Andy Moffat was pleased to be invited to participate in baseline vegetation monitoring as part of a large wildfire experiment whilst visiting New Zealand this year. The internationally supported research, led by Scion’s Rural Research Fire Group, sought to test an American hypothesis that convective heat transfer plays a more prominent role in fire spread than previously thought. The hypothesis has been tested in 2020 in a series of heavily instrumented fire experiments in mature gorse at Redcliffs Station, Rakaia Gorge, Canterbury. More information can be found on the Scion website and a video of the experimentation can be viewed HERE.
Andy Moffat’s Visiting Professorship at the University of Reading has been renewed for a further three years. Andy graduated at Reading and was granted the title of Visiting Professor with the School of Archaeology, Geography and Environmental Science in 2007. He has maintained close links with the university throughout his career and co-supervised a number of PhD students there. He remains actively involved, for example in projects on citizen science and soil health, and is part of the Mentor scheme there.
The University of Reading (http://www.reading.ac.uk/about/) is one of the UK’s leading research-intensive universities and is in the top 30 universities in the UK (QS World University Rankings 2020).
Last week, the Tree Council organised a Forum for Trees in London, with the main purpose of discussing how the UK could extend its stock of trees in order to fight the increase in carbon dioxide concentration in the atmosphere. Sixty six representatives from from sectors spanning forestry, arboriculture, property development, infrastructure and government, as well as conservation charities, farmers and scientists were invited, including the Tree Champion Sir William Worsley. Sir William gave an address describing Government policy for more tree planting and he described his continuing work to ensure that this succeeded. Amy Bray, a very impressive sixteen year old, and founder of the charity ‘Another Way’ was another inspirational speaker. Most of the day was spent determining the opportunities and challenges associated with tree planting, and finding ways to marshall the public and private sectors, as well as charities and communities themselves to rise to the challenge. Andy Moffat was delighted to take part in the event and can be seen in the account summarising the event by the Tree Council. Those interested in receiving a summary of the Forum’s findings can register interest at the Tree Council website.

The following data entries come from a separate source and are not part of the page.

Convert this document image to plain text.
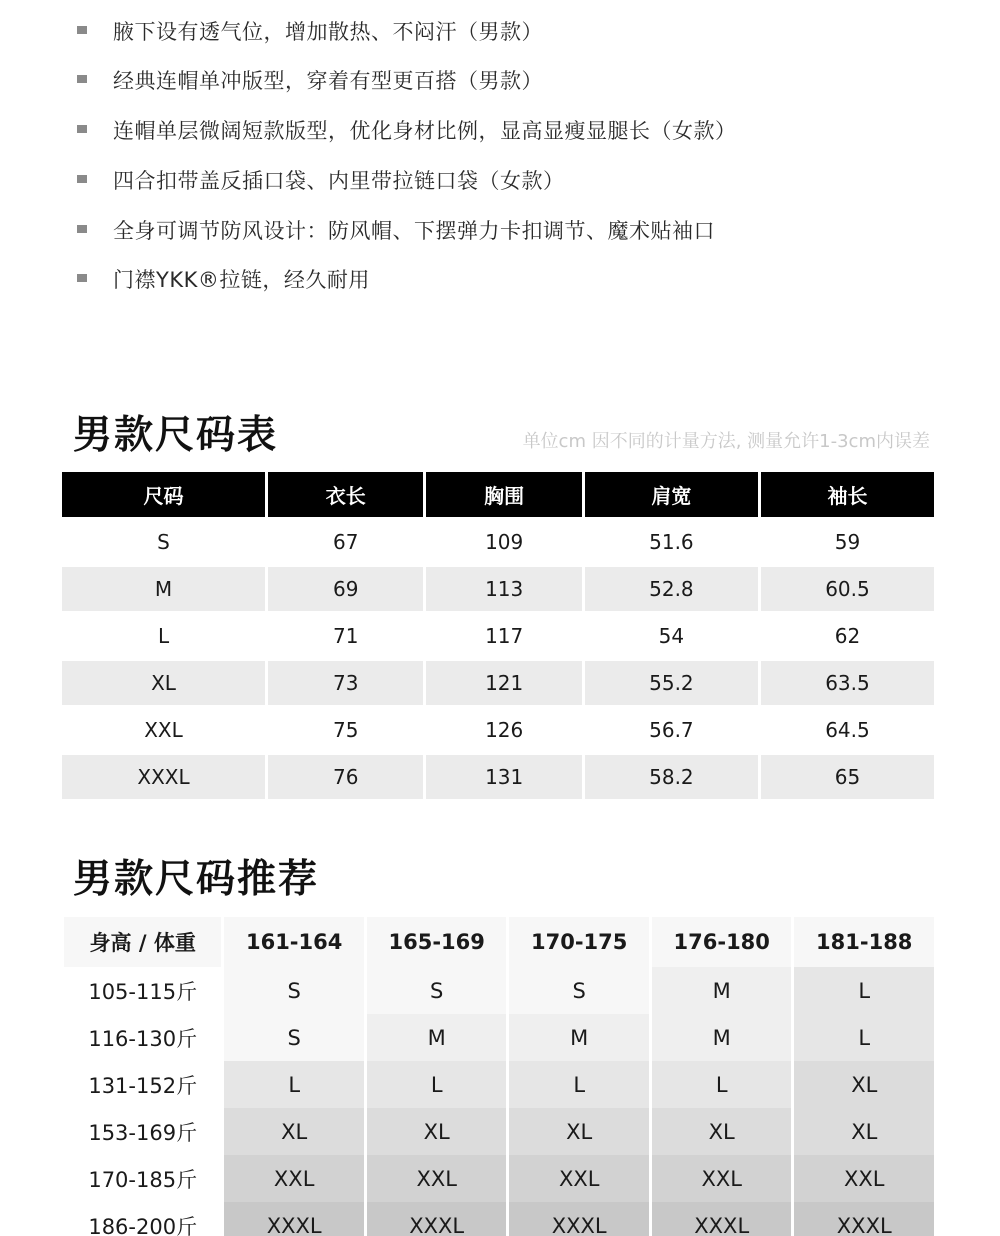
腋下设有透气位，增加散热、不闷汗（男款）
经典连帽单冲版型，穿着有型更百搭（男款）
连帽单层微阔短款版型，优化身材比例，显高显瘦显腿长（女款）
四合扣带盖反插口袋、内里带拉链口袋（女款）
全身可调节防风设计：防风帽、下摆弹力卡扣调节、魔术贴袖口
门襟YKK®拉链，经久耐用
男款尺码表	单位cm 因不同的计量方法, 测量允许1-3cm内误差
尺码	衣长	胸围	肩宽	袖长
S	67	109	51.6	59
M	69	113	52.8	60.5
L	71	117	54	62
XL	73	121	55.2	63.5
XXL	75	126	56.7	64.5
XXXL	76	131	58.2	65
男款尺码推荐
身高 / 体重	161-164	165-169	170-175	176-180	181-188
105-115斤	S	S	S	M	L
116-130斤	S	M	M	M	L
131-152斤	L	L	L	L	XL
153-169斤	XL	XL	XL	XL	XL
170-185斤	XXL	XXL	XXL	XXL	XXL
186-200斤	XXXL	XXXL	XXXL	XXXL	XXXL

Sadly, only two British universities now offer undergraduate courses with the word ‘soil’ in the course title. As a soil scientist almost by accident myself, I can see that soil may not attract many school leavers to commit three or four years in its study. But as someone who has been involved with soil management for a large part of my career, the lack of opportunity for formal soil study at a crucial time in our planet’s evolution seems very regrettable. Nevertheless, it is gratifying to see that a number of professional organisations have sought to train their staff in matters of soil management. Following delivery of soil workshops in previous years, the early summer in 2019 has been an especially busy one for A J Moffat & Associates, with delivery of soil courses for the Royal Forestry Society Royal Forestry Society in Alice Holt Forest, Surrey, the Arboricultural Association at Stoneleigh Park, Warwickshire and, for the first time, the South Wales Trunk Road Agent near Swansea.

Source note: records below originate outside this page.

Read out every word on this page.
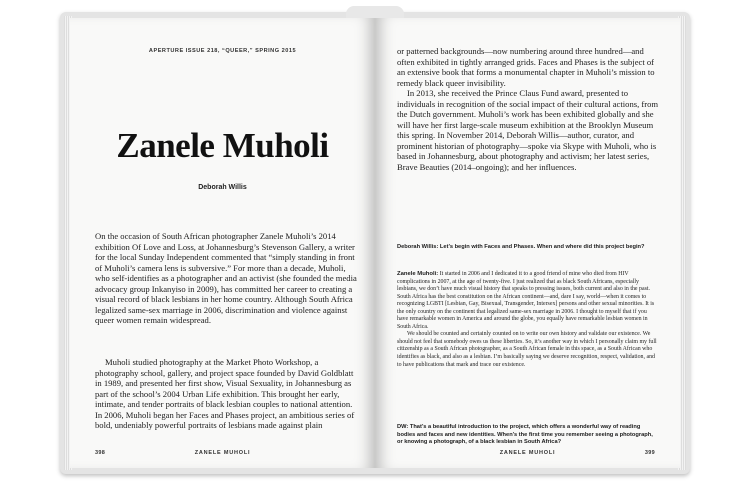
APERTURE ISSUE 218, “QUEER,” SPRING 2015
Zanele Muholi
Deborah Willis

On the occasion of South African photographer Zanele Muholi’s 2014 exhibition Of Love and Loss, at Johannesburg’s Stevenson Gallery, a writer for the local Sunday Independent commented that “simply standing in front of Muholi’s camera lens is subversive.” For more than a decade, Muholi, who self-identifies as a photographer and an activist (she founded the media advocacy group Inkanyiso in 2009), has committed her career to creating a visual record of black lesbians in her home country. Although South Africa legalized same-sex marriage in 2006, discrimination and violence against queer women remain widespread.

Muholi studied photography at the Market Photo Workshop, a photography school, gallery, and project space founded by David Goldblatt in 1989, and presented her first show, Visual Sexuality, in Johannesburg as part of the school’s 2004 Urban Life exhibition. This brought her early, intimate, and tender portraits of black lesbian couples to national attention. In 2006, Muholi began her Faces and Phases project, an ambitious series of bold, undeniably powerful portraits of lesbians made against plain

398	ZANELE MUHOLI

or patterned backgrounds—now numbering around three hundred—and often exhibited in tightly arranged grids. Faces and Phases is the subject of an extensive book that forms a monumental chapter in Muholi’s mission to remedy black queer invisibility.

In 2013, she received the Prince Claus Fund award, presented to individuals in recognition of the social impact of their cultural actions, from the Dutch government. Muholi’s work has been exhibited globally and she will have her first large-scale museum exhibition at the Brooklyn Museum this spring. In November 2014, Deborah Willis—author, curator, and prominent historian of photography—spoke via Skype with Muholi, who is based in Johannesburg, about photography and activism; her latest series, Brave Beauties (2014–ongoing); and her influences.

Deborah Willis: Let’s begin with Faces and Phases. When and where did this project begin?

Zanele Muholi: It started in 2006 and I dedicated it to a good friend of mine who died from HIV complications in 2007, at the age of twenty-five. I just realized that as black South Africans, especially lesbians, we don’t have much visual history that speaks to pressing issues, both current and also in the past. South Africa has the best constitution on the African continent—and, dare I say, world—when it comes to recognizing LGBTI [Lesbian, Gay, Bisexual, Transgender, Intersex] persons and other sexual minorities. It is the only country on the continent that legalized same-sex marriage in 2006. I thought to myself that if you have remarkable women in America and around the globe, you equally have remarkable lesbian women in South Africa.

We should be counted and certainly counted on to write our own history and validate our existence. We should not feel that somebody owes us these liberties. So, it’s another way in which I personally claim my full citizenship as a South African photographer, as a South African female in this space, as a South African who identifies as black, and also as a lesbian. I’m basically saying we deserve recognition, respect, validation, and to have publications that mark and trace our existence.

DW: That’s a beautiful introduction to the project, which offers a wonderful way of reading bodies and faces and new identities. When’s the first time you remember seeing a photograph, or knowing a photograph, of a black lesbian in South Africa?
ZANELE MUHOLI	399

In 2007, whilst working for Forest Research, Andy Moffat gave a presentation at the ‘Wildfire 2007’ conference with Karl Kitchen from the Met Office entitled “Climate change and forest fires in the UK – possible impacts”. Of course this wasn’t the first time that a linkage between these two phenomena had been asserted, but it was one of the earliest to formalise the link for UK forest land management. Yesterday, the Parliamentary Office of Science & Technology published a concise and convincing update of the subject as a POSTnote entitled “Climate Change and UK Wildfire”. This has been compiled by Lauren Shotter and Jonathan Wentworth from evidence provided by a range of stakeholders. Andy Moffat was delighted to be asked to be involved in this process and also to act as an External Reviewer of the Note.
The POSTnote can be downloaded HERE. Its main findings are that wildfires are becoming a significant hazard in the UK, almost certainly because climate change is increasing their frequency. It identifies that the responsibility for managing wildfire risk is shared between a number of government departments and other stakeholders, most importantly the land owners themselves. It concludes that better wildfire prevention could be achieved through landscape management.
In December 2018, A J Moffat & Associates were asked to review the evidence for current management of veteran beech trees at Burnham Beeches in Buckinghamshire, from an environmental perspective. The City of London Corporation, which sponsored the work, were particularly interested in how management operations such as ‘halo clearance’ might impact on soil and water relationships. The review also examined likely effects of atmospheric pollution and increasing drought risk on the veteran trees. The report, which can be downloaded HERE, concluded that halo clearance was compatible with enhancing moisture supply to the trees, but that wholesale clearance was likely to be detrimental to tree condition. It makes several recommendations to optimize veteran tree retention as the climate becomes warmer and drier in this part of Britain.